Die Streitbeilegungserklärung resultierte quasi als ultima ratio aus den UN-Resolutionen 1497/XV (31. Oktober 1960) und 1661 (28. November 1961), in denen Österreich und Italien aufgefordert worden waren, den Südtirolkonflikt auf dem Verhandlungsweg zu lösen. Trotz dieser UNO-Mandate und der darauf folgenden zahlreichen Treffen von Außenministern und Diplomaten beider Seiten war Rom nicht wirklich zu Zugeständnissen hinsichtlich der 1946 vereinbarten Autonomie für die Südtiroler bereit und beharrte stets darauf, alle sich daraus ergebenden Verpflichtungen erfüllt zu haben. Erst das tatkräftige Aufbegehren uneigennütziger, heimatverbundener Aktivisten des Befreiungsausschusses Südtirol (BAS), die spektakuläre Anschläge auf italienische Einrichtungen verübten und damit den Konflikt für alle Welt sichtbar machten, führte schließlich zu einer gewissen Korrektur der römischen Politik und zu ernsthaften Verhandlungen, an denen auch Vertreter Südtirols in Kommissionen beteiligt waren und aus denen ein Autonomie-„Paket“, bestehend aus einem Maßnahmenkatalog (137 Bestimmungen zum Schutz der Südtiroler Bevölkerung) und einem Operationskalender (Vorgaben für die Schritte zu deren Realisierung/Umsetzung) und schließlich das Zweite Autonomiestatut für Südtirol hervorging, das am 20. Januar 1972 in Kraft trat. Bis zur Umsetzung der Bestimmungen des Statuts – wobei sich die rasch wechselnden Regierungen in Rom und die prinzipielle Sturheit bzw.

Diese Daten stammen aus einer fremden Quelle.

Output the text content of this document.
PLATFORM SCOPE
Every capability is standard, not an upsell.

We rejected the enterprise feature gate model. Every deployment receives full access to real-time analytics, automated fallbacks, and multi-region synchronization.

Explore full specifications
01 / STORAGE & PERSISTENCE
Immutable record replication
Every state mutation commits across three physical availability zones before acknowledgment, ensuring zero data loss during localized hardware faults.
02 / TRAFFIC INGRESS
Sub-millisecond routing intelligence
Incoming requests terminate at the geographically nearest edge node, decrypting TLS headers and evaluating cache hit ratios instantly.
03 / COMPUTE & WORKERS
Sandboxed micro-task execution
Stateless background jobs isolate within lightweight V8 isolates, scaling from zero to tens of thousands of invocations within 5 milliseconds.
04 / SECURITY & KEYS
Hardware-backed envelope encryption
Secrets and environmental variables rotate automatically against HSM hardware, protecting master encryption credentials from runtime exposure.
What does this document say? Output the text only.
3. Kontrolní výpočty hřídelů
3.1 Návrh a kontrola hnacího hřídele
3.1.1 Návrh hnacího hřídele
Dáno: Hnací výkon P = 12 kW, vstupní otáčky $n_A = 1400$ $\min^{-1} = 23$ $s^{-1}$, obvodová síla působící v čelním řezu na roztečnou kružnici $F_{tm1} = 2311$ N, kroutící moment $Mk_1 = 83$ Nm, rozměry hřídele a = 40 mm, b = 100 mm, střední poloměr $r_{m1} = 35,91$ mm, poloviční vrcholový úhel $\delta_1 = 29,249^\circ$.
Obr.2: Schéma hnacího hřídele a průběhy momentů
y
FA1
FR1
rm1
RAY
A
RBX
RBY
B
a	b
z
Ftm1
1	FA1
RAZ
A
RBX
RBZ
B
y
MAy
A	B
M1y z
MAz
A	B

Schwerfälligkeit Italiens immer wieder als Hemmschuh erwiesen – sollten noch zwei volle Jahrzehnte vergehen, so dass erst am 11. Juni 1992 die erwähnte Streitbeilegungserklärung abgegeben werden konnte.

FPÖ legte immer wieder Finger in die Wunde

Sowohl Teile des Inhalts als auch die Verfahrensschritte auf dem Weg zur Erfüllung des Autonomiepakets und damit der Voraussetzungen für eine formelle Beilegung des Südtirolstreits zwischen Österreich und Italien vor den Vereinten Nationen waren höchst umstritten. Die politischen Auseinandersetzungen über die Möglichkeiten einer effektiven Durchsetzbarkeit vor dem Internationalen Gerichtshof (IGH) hielten an, vor allem aber blieb die grundsätzliche Frage nach der Gewährung und Ausübung des nach dem Ersten und Zweiten Weltkrieg verweigerten Selbstbestimmungsrechts bis heute unbeantwortet.

Während SPÖ, ÖVP und Grüne mit der Abgabe der Streitbeilegungserklärung die Südtirolfrage faktisch als gelöst betrachteten, legten insbesondere FPÖ-Abgeordnete – wie Siegfried Dillersberger, Martin Graf, Werner Neubauer – immer wieder den Finger in die Wunde der weder nach dem Ersten noch nach dem Zweiten Weltkrieg gewährten Ausübung des Selbstbestimmungsrechts und der damit verbundenen Zukunftsperspektive für die Südtiroler. Auch namhafte ÖVP- und SPÖ-Politiker wie der langjährige Tiroler Landeshauptmann Eduard Wallnöfer (ÖVP) und sein Stellvertreter Herber Salcher (SPÖ), später Gesundheits- und Finanzminister unter den SPÖ-Bundeskanzlern Bruno Kreisky und Fred Sinowatz, äußerten sich teilweise kritisch bis ablehnend. Für die Bundes-ÖVP tat sich vor allem der renommierte Staats-, Verfassungs- und Völkerrechtler Felix Ermacora hervor, Mitglied der Europäischen und der UNO-Menschenrechtskommission, zeitweise auch deren Präsident und nicht zuletzt Autor wichtiger Publikationen zum Südtirolkonflikt.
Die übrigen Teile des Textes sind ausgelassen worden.